Refined phenotyping of vaccine responses reveals transcriptomic determinants of neutralizing antibody heterogeneity
摘要
Individuals exhibit considerable heterogeneity in vaccine-induced antibody responses, yet commonly used binary classifications may overlook intermediate patterns. More nuanced grouping could better capture inter-individual differences. Here, we analyzed longitudinal neutralizing antibody (NAb) trajectories in 73 adults after inactivated SARS-CoV-2 vaccination.
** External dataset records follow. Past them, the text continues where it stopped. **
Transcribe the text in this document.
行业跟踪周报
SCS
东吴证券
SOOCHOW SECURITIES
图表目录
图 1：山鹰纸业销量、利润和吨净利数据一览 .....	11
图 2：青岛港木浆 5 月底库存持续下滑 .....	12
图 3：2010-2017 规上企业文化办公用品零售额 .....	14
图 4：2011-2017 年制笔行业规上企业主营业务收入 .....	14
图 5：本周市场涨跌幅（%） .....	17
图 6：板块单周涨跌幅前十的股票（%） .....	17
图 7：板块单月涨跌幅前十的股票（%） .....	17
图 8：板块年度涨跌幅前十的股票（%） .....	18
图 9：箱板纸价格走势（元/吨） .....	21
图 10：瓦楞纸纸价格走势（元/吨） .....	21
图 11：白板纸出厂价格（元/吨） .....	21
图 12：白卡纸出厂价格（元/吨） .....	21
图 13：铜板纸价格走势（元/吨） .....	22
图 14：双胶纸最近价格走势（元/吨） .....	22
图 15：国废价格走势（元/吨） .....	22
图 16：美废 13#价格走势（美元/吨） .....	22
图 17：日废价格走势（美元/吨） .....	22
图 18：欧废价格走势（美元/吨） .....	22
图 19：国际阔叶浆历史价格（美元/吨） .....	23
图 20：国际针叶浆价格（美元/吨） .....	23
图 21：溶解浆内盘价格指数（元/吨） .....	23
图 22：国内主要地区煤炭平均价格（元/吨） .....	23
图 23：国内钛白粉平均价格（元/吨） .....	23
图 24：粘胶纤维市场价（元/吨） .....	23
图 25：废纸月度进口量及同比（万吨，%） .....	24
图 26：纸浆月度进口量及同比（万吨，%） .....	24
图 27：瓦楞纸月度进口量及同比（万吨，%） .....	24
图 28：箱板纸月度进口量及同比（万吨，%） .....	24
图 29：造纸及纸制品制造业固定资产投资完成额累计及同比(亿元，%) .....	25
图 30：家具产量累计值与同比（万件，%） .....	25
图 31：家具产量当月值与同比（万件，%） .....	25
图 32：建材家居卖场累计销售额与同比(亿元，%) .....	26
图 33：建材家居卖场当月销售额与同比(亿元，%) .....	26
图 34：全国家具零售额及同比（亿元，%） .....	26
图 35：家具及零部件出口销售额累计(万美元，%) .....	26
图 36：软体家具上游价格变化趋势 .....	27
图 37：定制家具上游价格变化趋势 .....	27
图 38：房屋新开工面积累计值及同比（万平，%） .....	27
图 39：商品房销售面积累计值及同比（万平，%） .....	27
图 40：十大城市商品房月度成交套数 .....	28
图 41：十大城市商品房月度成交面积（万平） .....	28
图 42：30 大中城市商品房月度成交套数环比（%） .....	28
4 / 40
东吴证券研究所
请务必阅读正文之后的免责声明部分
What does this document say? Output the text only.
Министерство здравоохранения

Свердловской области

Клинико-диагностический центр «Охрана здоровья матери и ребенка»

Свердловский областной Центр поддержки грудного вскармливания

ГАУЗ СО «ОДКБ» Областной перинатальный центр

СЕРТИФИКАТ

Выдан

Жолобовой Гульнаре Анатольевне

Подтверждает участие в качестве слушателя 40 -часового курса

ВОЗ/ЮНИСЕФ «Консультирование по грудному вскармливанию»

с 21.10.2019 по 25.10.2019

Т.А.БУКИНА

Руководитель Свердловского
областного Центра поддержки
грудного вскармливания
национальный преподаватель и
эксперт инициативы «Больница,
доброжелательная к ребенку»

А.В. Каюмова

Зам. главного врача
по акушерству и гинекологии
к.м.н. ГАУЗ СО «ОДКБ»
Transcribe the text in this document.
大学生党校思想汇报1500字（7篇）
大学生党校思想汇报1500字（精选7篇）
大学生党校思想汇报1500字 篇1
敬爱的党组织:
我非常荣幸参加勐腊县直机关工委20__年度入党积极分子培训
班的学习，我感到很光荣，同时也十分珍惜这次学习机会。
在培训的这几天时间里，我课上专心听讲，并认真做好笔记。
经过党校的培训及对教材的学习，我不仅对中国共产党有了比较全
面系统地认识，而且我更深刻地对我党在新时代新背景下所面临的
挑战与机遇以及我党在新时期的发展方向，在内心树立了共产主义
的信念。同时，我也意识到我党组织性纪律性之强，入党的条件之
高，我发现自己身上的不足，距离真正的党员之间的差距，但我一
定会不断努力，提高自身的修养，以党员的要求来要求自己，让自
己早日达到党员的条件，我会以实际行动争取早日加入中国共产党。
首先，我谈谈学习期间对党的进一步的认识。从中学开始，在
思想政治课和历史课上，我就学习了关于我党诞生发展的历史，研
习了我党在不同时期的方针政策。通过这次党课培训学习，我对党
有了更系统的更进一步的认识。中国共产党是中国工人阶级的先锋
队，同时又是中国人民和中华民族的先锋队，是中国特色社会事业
Unsupervised analysis identified three phenotypes: Low-Delayed Responders (LR), with a modest, delayed NAb rise to day 30; Rapid-Stabilizing Responders (RS), peaking at day 7 and plateauing thereafter; and Continuous Increase Responders (CI), exhibiting sustained increases. Between days 0 and 7, these groups diverged in immune activation: LR showed limited pathway activation or cell shifts; RS exhibited early innate activation with reduced dendritic cells; CI mounted innate and adaptive responses with increased naive B cells. These differences culminated at day 7, when CI exhibited enhanced antigen presentation and Th1-related pathways, accompanied by higher IFN-γ and IL-2 T cell responses. CI also showed post-transcriptional regulation of innate signaling, including HLA-F/H splicing, 3’UTR shortening in IKBKE and HRAS, and biased IGHV4-59–IGHJ4 usage. Finally, we developed a baseline gene model accurately predicting LR individuals. Our work refines responder classification and provides molecular insights into antibody heterogeneity, laying groundwork for early stratification and personalized vaccination.